No JSF here, thank-you

June 28, 2007

I occasionally post about technologies I like, less often about ones I don’t.The inimitable Koranteng has just come across JSF, and he doesn’t like it either.

Peter Sefton has blogged about his progress integrating chemistry into ICE. I’m excited about this – chemical molecules are a good example of needing custom representations depending on the output context; CML for machines, CML + the JMol applet for hypermedia documents, PNG for static documents. This also has potential for us as part of SPECTRa-T, providing a rich view of chemical metadata annotations.

There’s a research associate position available working with Peter Murray-Rust and others here at the Unilever Centre. There is potential for some fantastic applied research in the role; using semantic web technologies, CML and text mining technologies to generate cutting edge polymer informatics tools.

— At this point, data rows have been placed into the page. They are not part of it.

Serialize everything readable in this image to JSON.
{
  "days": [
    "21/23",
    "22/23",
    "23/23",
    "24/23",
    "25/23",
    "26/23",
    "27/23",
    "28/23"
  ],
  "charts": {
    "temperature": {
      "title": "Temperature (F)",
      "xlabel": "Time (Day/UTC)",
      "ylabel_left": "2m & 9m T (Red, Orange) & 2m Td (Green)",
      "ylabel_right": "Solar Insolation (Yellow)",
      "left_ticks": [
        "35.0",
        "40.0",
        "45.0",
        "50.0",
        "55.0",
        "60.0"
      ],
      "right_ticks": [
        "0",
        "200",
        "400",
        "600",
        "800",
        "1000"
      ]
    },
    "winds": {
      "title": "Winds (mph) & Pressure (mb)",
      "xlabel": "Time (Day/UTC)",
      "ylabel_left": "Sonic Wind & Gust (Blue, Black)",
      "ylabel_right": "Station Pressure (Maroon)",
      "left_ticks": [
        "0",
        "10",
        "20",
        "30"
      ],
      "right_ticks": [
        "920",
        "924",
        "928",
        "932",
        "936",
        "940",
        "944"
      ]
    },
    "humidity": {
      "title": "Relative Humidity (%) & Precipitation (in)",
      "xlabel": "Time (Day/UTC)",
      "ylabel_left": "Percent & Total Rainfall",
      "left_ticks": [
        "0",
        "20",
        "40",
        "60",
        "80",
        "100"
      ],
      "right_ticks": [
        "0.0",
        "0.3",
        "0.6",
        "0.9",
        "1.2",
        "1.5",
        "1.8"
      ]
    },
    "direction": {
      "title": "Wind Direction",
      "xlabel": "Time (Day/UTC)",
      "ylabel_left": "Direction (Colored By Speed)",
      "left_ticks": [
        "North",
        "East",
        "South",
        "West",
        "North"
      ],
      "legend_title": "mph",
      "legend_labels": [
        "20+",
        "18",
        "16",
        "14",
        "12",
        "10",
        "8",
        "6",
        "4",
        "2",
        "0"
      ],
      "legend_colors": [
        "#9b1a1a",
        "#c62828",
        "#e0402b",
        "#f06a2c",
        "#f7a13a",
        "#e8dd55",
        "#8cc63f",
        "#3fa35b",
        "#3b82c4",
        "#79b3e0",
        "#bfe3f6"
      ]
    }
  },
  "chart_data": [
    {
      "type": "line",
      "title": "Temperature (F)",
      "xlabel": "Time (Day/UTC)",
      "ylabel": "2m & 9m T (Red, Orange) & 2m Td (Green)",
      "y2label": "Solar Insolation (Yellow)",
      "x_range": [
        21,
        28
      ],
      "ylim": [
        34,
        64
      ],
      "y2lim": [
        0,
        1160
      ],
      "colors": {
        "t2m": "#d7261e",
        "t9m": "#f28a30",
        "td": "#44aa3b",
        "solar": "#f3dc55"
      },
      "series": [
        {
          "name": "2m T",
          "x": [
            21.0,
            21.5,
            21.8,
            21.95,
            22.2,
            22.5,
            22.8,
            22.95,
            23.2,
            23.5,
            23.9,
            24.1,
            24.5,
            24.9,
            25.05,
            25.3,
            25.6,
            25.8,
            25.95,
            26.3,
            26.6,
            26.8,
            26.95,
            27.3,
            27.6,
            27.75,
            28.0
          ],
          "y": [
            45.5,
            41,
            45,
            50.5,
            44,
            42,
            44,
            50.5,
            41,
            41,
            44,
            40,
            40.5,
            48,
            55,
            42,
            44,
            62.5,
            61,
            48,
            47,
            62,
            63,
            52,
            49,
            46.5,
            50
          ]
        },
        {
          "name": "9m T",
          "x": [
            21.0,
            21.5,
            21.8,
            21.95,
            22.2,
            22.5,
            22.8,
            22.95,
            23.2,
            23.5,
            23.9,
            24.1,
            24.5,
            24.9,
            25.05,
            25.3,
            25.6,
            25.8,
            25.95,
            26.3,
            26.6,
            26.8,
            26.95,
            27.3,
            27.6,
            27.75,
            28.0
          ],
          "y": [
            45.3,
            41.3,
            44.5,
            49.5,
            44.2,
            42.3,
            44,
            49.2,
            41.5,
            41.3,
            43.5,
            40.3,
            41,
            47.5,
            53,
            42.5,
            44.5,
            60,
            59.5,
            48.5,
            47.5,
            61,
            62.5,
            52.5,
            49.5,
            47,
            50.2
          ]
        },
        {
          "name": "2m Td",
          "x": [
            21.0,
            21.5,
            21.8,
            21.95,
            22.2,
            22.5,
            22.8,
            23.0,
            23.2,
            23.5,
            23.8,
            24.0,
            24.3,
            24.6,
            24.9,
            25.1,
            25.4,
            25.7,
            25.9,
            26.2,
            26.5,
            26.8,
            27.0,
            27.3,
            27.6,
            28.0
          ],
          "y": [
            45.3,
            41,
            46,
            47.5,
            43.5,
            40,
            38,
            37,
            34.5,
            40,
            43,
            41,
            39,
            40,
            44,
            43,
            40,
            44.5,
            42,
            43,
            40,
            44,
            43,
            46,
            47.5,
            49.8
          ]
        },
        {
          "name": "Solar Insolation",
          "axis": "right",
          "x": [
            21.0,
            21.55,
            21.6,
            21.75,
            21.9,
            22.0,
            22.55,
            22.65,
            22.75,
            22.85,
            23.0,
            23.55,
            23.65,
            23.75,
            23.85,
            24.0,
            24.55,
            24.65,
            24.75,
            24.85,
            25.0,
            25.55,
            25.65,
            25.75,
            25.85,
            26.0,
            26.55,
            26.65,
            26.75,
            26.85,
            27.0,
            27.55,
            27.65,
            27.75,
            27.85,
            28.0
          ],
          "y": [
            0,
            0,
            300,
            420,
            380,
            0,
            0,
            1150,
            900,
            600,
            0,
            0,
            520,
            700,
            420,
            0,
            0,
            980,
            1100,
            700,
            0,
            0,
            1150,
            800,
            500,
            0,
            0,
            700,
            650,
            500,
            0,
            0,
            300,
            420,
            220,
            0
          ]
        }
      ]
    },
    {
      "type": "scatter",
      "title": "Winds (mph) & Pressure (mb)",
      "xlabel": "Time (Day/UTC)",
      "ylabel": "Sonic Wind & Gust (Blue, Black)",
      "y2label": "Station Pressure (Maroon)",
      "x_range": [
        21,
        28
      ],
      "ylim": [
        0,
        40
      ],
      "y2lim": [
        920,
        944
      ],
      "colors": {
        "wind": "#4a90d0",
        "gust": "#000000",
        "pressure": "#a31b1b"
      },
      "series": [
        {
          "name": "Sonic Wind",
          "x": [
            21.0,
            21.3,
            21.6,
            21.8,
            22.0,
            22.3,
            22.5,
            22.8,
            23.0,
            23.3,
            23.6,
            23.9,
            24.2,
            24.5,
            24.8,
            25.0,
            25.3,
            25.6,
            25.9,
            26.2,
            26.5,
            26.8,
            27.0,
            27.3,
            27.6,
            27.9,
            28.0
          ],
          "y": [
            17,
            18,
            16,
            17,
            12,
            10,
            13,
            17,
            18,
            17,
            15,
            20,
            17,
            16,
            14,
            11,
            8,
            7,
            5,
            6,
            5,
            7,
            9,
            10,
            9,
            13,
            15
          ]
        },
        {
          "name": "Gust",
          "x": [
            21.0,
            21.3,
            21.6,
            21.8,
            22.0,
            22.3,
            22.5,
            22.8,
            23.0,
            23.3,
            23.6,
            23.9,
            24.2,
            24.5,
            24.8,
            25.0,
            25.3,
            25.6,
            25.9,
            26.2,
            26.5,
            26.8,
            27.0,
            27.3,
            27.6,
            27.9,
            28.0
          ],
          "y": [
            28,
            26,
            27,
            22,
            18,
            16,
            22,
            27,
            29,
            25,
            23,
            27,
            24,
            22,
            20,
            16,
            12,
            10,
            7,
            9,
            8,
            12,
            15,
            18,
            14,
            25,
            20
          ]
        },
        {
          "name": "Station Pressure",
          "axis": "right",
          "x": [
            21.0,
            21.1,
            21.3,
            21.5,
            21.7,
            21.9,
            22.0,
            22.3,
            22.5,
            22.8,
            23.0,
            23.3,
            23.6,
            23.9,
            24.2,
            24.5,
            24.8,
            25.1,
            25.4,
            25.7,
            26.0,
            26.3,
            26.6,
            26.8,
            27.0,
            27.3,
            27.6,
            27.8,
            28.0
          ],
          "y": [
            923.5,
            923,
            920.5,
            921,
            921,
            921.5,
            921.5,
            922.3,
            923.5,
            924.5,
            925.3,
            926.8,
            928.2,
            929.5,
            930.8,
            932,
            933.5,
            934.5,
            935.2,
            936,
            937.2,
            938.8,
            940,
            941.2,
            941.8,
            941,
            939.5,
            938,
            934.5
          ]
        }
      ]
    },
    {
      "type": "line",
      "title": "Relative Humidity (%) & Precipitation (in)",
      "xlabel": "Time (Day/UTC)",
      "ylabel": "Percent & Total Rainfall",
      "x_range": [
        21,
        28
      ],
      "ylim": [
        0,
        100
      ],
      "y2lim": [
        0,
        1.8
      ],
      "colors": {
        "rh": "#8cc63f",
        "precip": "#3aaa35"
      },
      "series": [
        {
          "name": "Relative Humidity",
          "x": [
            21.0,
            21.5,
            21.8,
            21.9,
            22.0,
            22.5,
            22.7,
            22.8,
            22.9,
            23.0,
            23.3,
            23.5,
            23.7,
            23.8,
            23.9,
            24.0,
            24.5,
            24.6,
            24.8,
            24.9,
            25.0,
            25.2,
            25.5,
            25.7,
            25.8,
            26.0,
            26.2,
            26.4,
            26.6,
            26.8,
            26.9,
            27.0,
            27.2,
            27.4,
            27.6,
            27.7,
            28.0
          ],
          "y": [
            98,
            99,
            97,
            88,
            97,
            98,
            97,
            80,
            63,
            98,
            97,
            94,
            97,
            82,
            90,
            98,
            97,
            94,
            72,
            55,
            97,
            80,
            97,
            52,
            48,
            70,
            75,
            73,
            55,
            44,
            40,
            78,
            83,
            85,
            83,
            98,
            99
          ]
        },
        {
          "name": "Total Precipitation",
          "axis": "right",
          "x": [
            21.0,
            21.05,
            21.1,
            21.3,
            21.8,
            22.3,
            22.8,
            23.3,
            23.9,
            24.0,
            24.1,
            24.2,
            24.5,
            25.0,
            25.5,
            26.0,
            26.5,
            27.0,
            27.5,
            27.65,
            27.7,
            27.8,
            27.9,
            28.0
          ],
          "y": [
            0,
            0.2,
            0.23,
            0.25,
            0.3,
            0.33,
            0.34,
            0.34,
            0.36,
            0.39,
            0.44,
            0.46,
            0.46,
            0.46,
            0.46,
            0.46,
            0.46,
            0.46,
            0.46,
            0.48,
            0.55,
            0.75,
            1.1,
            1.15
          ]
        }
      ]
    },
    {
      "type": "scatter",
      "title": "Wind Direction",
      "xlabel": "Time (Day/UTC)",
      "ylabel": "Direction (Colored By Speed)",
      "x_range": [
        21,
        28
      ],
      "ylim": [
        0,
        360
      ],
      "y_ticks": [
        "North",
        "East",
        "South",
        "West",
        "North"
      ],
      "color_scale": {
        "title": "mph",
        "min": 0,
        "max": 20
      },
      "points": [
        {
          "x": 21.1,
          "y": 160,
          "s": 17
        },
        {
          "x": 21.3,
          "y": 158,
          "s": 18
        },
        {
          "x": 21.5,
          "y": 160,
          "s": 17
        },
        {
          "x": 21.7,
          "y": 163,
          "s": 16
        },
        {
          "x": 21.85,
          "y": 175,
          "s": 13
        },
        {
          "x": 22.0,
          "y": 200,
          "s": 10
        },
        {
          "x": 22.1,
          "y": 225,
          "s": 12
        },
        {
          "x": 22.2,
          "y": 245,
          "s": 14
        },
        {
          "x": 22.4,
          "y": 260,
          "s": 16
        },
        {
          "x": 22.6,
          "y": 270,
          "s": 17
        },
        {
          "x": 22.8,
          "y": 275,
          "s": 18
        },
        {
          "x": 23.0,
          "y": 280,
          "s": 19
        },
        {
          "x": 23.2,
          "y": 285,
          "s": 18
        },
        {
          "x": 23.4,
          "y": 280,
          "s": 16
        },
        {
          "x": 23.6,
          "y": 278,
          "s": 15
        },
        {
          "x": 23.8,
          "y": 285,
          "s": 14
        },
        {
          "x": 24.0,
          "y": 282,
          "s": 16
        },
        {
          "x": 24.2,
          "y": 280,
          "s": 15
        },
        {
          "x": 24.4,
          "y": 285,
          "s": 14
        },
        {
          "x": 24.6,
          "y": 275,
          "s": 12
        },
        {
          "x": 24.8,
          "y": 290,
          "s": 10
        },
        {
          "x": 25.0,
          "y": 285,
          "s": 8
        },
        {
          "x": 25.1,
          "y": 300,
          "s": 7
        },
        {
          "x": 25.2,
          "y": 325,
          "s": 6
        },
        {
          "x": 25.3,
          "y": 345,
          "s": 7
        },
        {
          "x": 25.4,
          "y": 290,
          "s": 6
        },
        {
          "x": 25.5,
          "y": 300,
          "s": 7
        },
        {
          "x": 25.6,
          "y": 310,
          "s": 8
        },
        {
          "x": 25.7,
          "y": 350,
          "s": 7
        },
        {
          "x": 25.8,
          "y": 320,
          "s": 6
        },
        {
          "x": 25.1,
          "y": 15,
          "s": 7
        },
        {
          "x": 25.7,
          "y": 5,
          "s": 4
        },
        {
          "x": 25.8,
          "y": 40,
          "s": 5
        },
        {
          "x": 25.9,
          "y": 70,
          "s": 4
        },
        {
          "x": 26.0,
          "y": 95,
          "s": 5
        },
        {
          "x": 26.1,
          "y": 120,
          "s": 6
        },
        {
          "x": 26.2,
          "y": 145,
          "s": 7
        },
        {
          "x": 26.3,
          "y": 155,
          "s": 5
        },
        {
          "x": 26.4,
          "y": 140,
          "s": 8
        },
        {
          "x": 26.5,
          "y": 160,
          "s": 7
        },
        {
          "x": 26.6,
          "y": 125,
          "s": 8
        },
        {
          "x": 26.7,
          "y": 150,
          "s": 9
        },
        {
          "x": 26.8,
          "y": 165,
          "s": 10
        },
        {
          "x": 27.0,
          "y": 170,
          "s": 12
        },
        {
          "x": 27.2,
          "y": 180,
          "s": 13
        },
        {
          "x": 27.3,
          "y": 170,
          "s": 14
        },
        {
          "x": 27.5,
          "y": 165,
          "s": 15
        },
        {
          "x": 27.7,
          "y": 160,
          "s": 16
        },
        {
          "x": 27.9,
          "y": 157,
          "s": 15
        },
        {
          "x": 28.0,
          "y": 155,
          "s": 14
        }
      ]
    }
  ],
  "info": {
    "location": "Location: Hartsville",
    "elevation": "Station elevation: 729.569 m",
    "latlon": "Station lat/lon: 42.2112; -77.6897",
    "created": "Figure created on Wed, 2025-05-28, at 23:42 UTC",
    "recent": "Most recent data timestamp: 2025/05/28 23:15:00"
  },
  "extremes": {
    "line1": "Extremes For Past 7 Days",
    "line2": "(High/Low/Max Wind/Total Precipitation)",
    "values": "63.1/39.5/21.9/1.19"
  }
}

A basic repository feature is providing a list of all the resources in a collection, and a way to incrementally discover changes. The usual way for repos to enable this is OAI-PMH, using either the ListRecords verb or the ListIds verb, and the ‘from’ argument to perform efficient incremental update, and the resumptionToken system to enable the server to condition the load generated.

The way the rest of the world does it is with Atom or RSS. Unnecessary retrievals can be prevented using conditional GET. The server chooses the size of the feed documents so it can control it’s own load. It’s even possible to avoid lost updates or list an entire collection using ‘first’, ‘last’, ‘next’ and ‘previous’ links (as in this tip). There’s no direct equivalent of PMH’s ‘from’ but as long as the feed has timestamps on each entry, then the client knows when to stop retrieving more feed chunks.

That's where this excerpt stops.